自分の子どもとスキーをしたいばかりに、38歳にして初めてスキー場に行きました。それからしばらく相当に熱心に頑張ったのですが、未だに「スキーは滑れます」程度で、上級者コースなどはビビッて降りられません。
 そうこうしているうちに子どもも大きくなって、スキーすること自体がなくなってしまいました(子どもたちはスノーボーダー)。

 スキーが上達しなかったのは、もちろん年齢的な運動能力の問題もありますし、子どもと違って怪我も中途半端ではないという恐怖感のせいでもあります。
 しかし、何より決定的なことは「いい年をしてカッコウ悪いことはできない」といった、いかにも見栄っ張りらしいつまらない理由にあります。いかに初心者とは言え、この年で足をおっぴろげたボーデンでゲレンデを降り下ることはできないのです。

 さて、以前は学校でスキー教室があると聞くとあわててスキー場に連れていたり、竹馬をやるというと、学校で渡す前に買い込んで必死に練習したりする親がいて話題になったものですが(お母さん、学校で習うのだかいいんですよ)、最近は逆のケースにしばしば出会います。
 学校でうまく行かないので「ウチでも少し練習してください」と言ったりすると、「無理はさせたくありません」「無理強いして嫌いになっても困ります」「長い目で見てやってください」といった類の要望がどんどん出されるようになったのです。

 子どもを鍛えようとすることへの抵抗なのか、
 親が頑張らなければならないことへの抵抗なのか、
 とにかく子どもが苦しむのは見たくないということなのか・・・・・・。

 しかしこうした子について、私たちはいつまで待ち、いつまでそっとして置いたらよいのでしょう?
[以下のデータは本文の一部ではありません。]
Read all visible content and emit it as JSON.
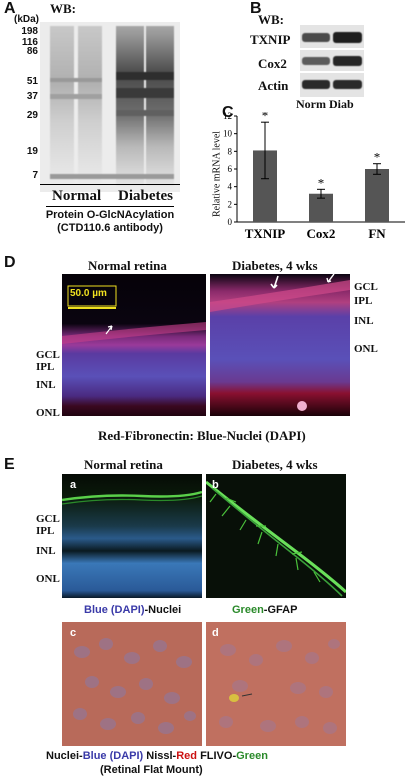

 小学校4年生で掛け算九九が覚束ない子は、算数の授業がとても苦痛なはずです。
 5年生5メートルしか泳げない子は、水泳の授業に出ることが大変です。
 高学年で教科書の文がたどたどしくしか読めない子は、国語の時間をいつも怯えながら受けなくてはなりません。
 できないことが恥ずかしくないのは、今しかないのです。

 鷹揚に構えすぎている保護者には、そうしたことを伝えていかなくてはなりません。人より上である必要はありませんが、あまりできないと、生きることはその子にとって地獄のようにつらくなることもあるのです。